I also just finished putting a new choke cable on the 782 about fifteen minutes ago. Chewed up both of my hands getting that bugger in and out but it's done. After 26 years, the old one was gettin' so bad it took both hands to pull it out. $20 and an hour later, it's like new. Sure wished they shipped a firewall grommet with the thing though. Mine is long gone and I'd forgotten about it. Oh well. Too late now...
 
Matt I recently asked the same question at another site and was told by a few people that you can use the QL coupling on the 82 series so I ordered one for about the 1/3 the cost.
 
Craig E-
Take a piece of rubber fuel-line about 2-1/2" long, slit it lengthwise and slide it down the choke cable until it becomes a "grommet" through the firewall.
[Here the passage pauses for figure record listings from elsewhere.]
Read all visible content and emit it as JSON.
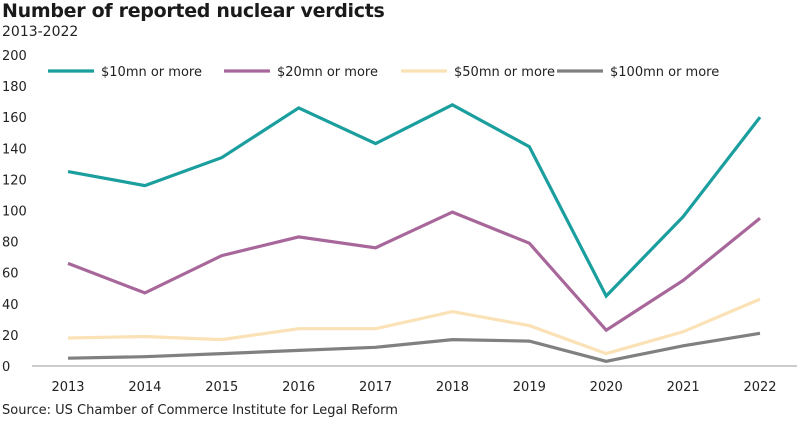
{
  "chart_data": {
    "type": "line",
    "title": "Number of reported nuclear verdicts",
    "subtitle": "2013-2022",
    "source": "Source: US Chamber of Commerce Institute for Legal Reform",
    "xlabel": "",
    "ylabel": "",
    "x": [
      "2013",
      "2014",
      "2015",
      "2016",
      "2017",
      "2018",
      "2019",
      "2020",
      "2021",
      "2022"
    ],
    "ylim": [
      0,
      200
    ],
    "yticks": [
      0,
      20,
      40,
      60,
      80,
      100,
      120,
      140,
      160,
      180,
      200
    ],
    "grid": false,
    "legend_position": "top",
    "series": [
      {
        "name": "$10mn or more",
        "color": "#1a9e9e",
        "values": [
          125,
          116,
          134,
          166,
          143,
          168,
          141,
          45,
          96,
          160
        ]
      },
      {
        "name": "$20mn or more",
        "color": "#a8679a",
        "values": [
          66,
          47,
          71,
          83,
          76,
          99,
          79,
          23,
          55,
          95
        ]
      },
      {
        "name": "$50mn or more",
        "color": "#fbe1b6",
        "values": [
          18,
          19,
          17,
          24,
          24,
          35,
          26,
          8,
          22,
          43
        ]
      },
      {
        "name": "$100mn or more",
        "color": "#808080",
        "values": [
          5,
          6,
          8,
          10,
          12,
          17,
          16,
          3,
          13,
          21
        ]
      }
    ]
  }
}
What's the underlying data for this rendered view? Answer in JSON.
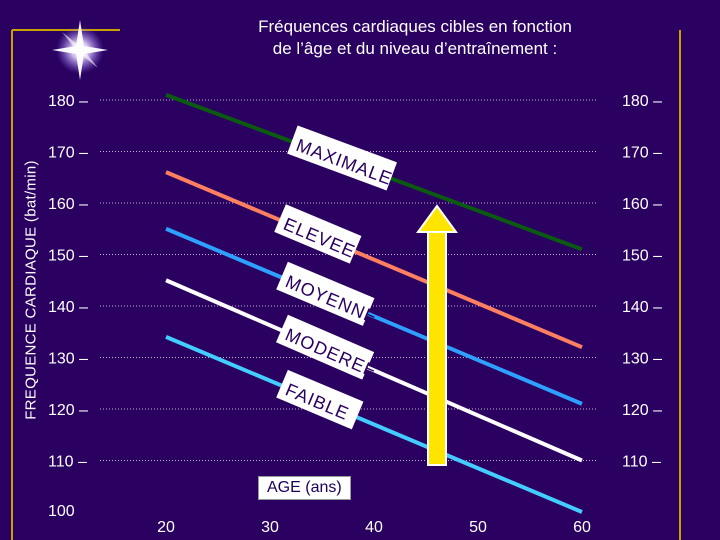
{
  "title_line1": "Fréquences cardiaques cibles en fonction",
  "title_line2": "de l’âge et du niveau d’entraînement :",
  "chart_data": {
    "type": "line",
    "title": "Fréquences cardiaques cibles en fonction de l’âge et du niveau d’entraînement :",
    "xlabel_word": "AGE",
    "xlabel_unit": "(ans)",
    "ylabel": "FREQUENCE CARDIAQUE (bat/min)",
    "x_ticks": [
      "20",
      "30",
      "40",
      "50",
      "60"
    ],
    "y_ticks_left": [
      "180 –",
      "170 –",
      "160 –",
      "150 –",
      "140 –",
      "130 –",
      "120 –",
      "110 –",
      "100"
    ],
    "y_ticks_right": [
      "180 –",
      "170 –",
      "160 –",
      "150 –",
      "140 –",
      "130 –",
      "120 –",
      "110 –"
    ],
    "series": [
      {
        "name": "MAXIMALE",
        "color": "#0b5a12",
        "x": [
          20,
          60
        ],
        "y": [
          181,
          151
        ]
      },
      {
        "name": "ELEVEE",
        "color": "#ff8060",
        "x": [
          20,
          60
        ],
        "y": [
          166,
          132
        ]
      },
      {
        "name": "MOYENNE",
        "color": "#2ea0ff",
        "x": [
          20,
          60
        ],
        "y": [
          155,
          121
        ]
      },
      {
        "name": "MODEREE",
        "color": "#ffffff",
        "x": [
          20,
          60
        ],
        "y": [
          145,
          110
        ]
      },
      {
        "name": "FAIBLE",
        "color": "#44ccff",
        "x": [
          20,
          60
        ],
        "y": [
          134,
          100
        ]
      }
    ],
    "arrow_color": "#ffe400"
  }
}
Then secure it with a zip-tie around the choke cable at either end of the hose.
 
I am looking at parts to overhaul the clutch assembly on my 128 overhaul. I checked the parts lookup and found that my assembly is missing part #20 described as a spring spacer under the clutch heading. Would this explain the excessive wear to the front of my clutch arm? My cub started life as an 86 model but got an upgrade to a 12 hp. I checked the parts lookup for clutch parts for the 86 and the pic is the same. I hope to take some pics on Sat. to give you guys a better idea of what I am talkin about. Anybody got ideas about this "spacer", I know as a fact that the clutch assembly has never been apart since new.